Oh Canada

Oh Canada
Titre original:Oh Canada
Réalisateur:Paul Schrader
Sortie:Cinéma
Durée:91 minutes
Date:Non communiquée
Note:
Un célèbre documentariste canadien, condamné par la maladie, accorde une ultime interview à l’un de ses anciens élèves, pour dire enfin toute la vérité sur ce qu’a été sa vie. Une confession filmée sous les yeux de sa dernière épouse…

Critique de Mulder

Le film Oh, Canada, s'éloigne des thèmes traditionnels de l'aliénation et de l'autodéfense, en offrant un portrait profondément introspectif et chaleureux d'un homme qui doit faire face à son passé. Le film, qui met en scène Richard Gere dans le rôle de Leonard Fife, un célèbre documentariste de gauche mourant d'un cancer en phase terminale, tisse une histoire complexe de souvenirs, de regrets et d'instants fugaces de pardon.

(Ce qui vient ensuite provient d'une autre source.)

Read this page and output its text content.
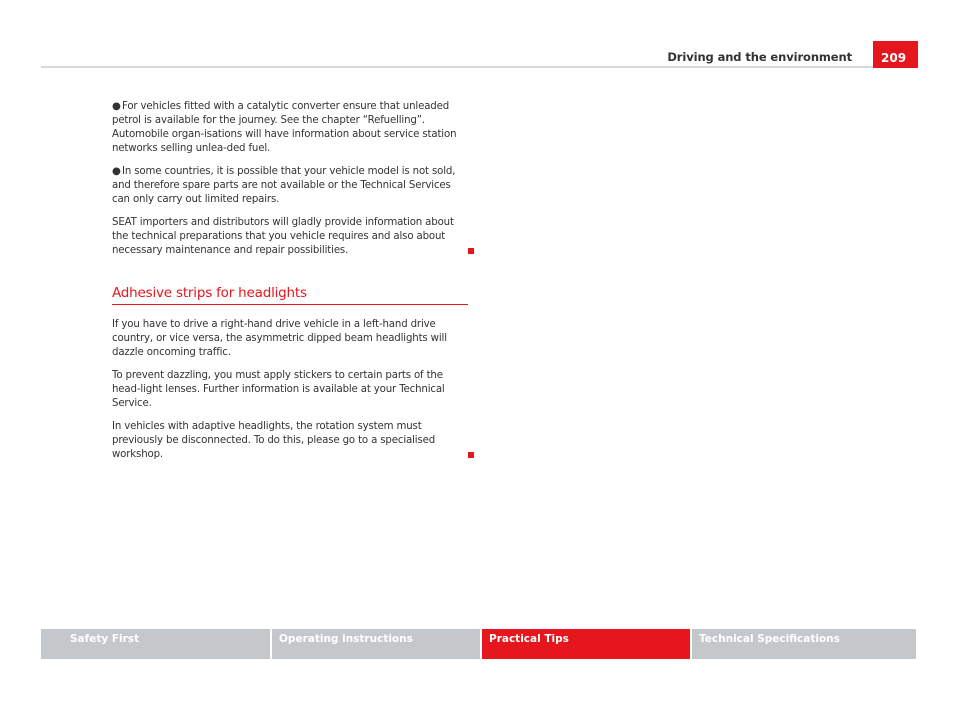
Driving and the environment	209

●For vehicles fitted with a catalytic converter ensure that unleaded petrol is available for the journey. See the chapter “Refuelling”. Automobile organ-isations will have information about service station networks selling unlea-ded fuel.

●In some countries, it is possible that your vehicle model is not sold, and therefore spare parts are not available or the Technical Services can only carry out limited repairs.

SEAT importers and distributors will gladly provide information about the technical preparations that you vehicle requires and also about necessary maintenance and repair possibilities.

Adhesive strips for headlights

If you have to drive a right-hand drive vehicle in a left-hand drive country, or vice versa, the asymmetric dipped beam headlights will dazzle oncoming traffic.

To prevent dazzling, you must apply stickers to certain parts of the head-light lenses. Further information is available at your Technical Service.

In vehicles with adaptive headlights, the rotation system must previously be disconnected. To do this, please go to a specialised workshop.

Safety First	Operating instructions	Practical Tips	Technical Specifications
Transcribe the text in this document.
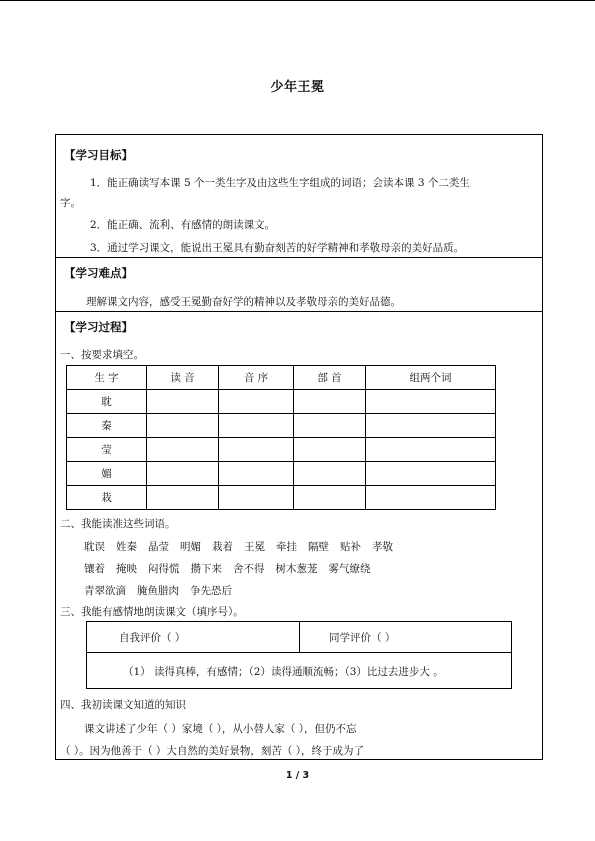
少年王冕
【学习目标】
1．能正确读写本课 5 个一类生字及由这些生字组成的词语；会读本课 3 个二类生
字。
2．能正确、流利、有感情的朗读课文。
3．通过学习课文，能说出王冕具有勤奋刻苦的好学精神和孝敬母亲的美好品质。
【学习难点】
理解课文内容，感受王冕勤奋好学的精神以及孝敬母亲的美好品德。
【学习过程】
一、按要求填空。
生 字	读 音	音 序	部 首	组两个词
耽				
秦				
莹				
媚				
栽				
二、我能读准这些词语。
耽误 姓秦 晶莹 明媚 栽着 王冕 牵挂 隔壁 贴补 孝敬
镶着 掩映 闷得慌 攒下来 舍不得 树木葱茏 雾气缭绕
青翠欲滴 腌鱼腊肉 争先恐后
三、我能有感情地朗读课文（填序号）。
自我评价（ ）	同学评价（ ）
（1） 读得真棒，有感情；（2）读得通顺流畅；（3）比过去进步大 。
四、我初读课文知道的知识
课文讲述了少年（ ）家境（ ），从小替人家（ ），但仍不忘
（ ）。因为他善于（ ）大自然的美好景物，刻苦（ ），终于成为了
1 / 3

Le film s'ouvre sur une scène qui s'impose comme l'une des plus chaleureuses de la carrière de Paul Schrader. Leonard Fife est montré assis dans un restaurant éclairé par le soleil à l'heure magique, entouré de figures de son passé. Ce moment traditionnel de pardon est fugace, il ne dure que quelques secondes, et il donne le ton de l'exploration du film sur la mémoire et les épisodes imaginaires. Le choix de Paul Schrader de conserver la brièveté de ce moment en renforce l'impact, le rendant presque subliminal au milieu des autres souvenirs, plus fragmentés, de la vie de Leonard.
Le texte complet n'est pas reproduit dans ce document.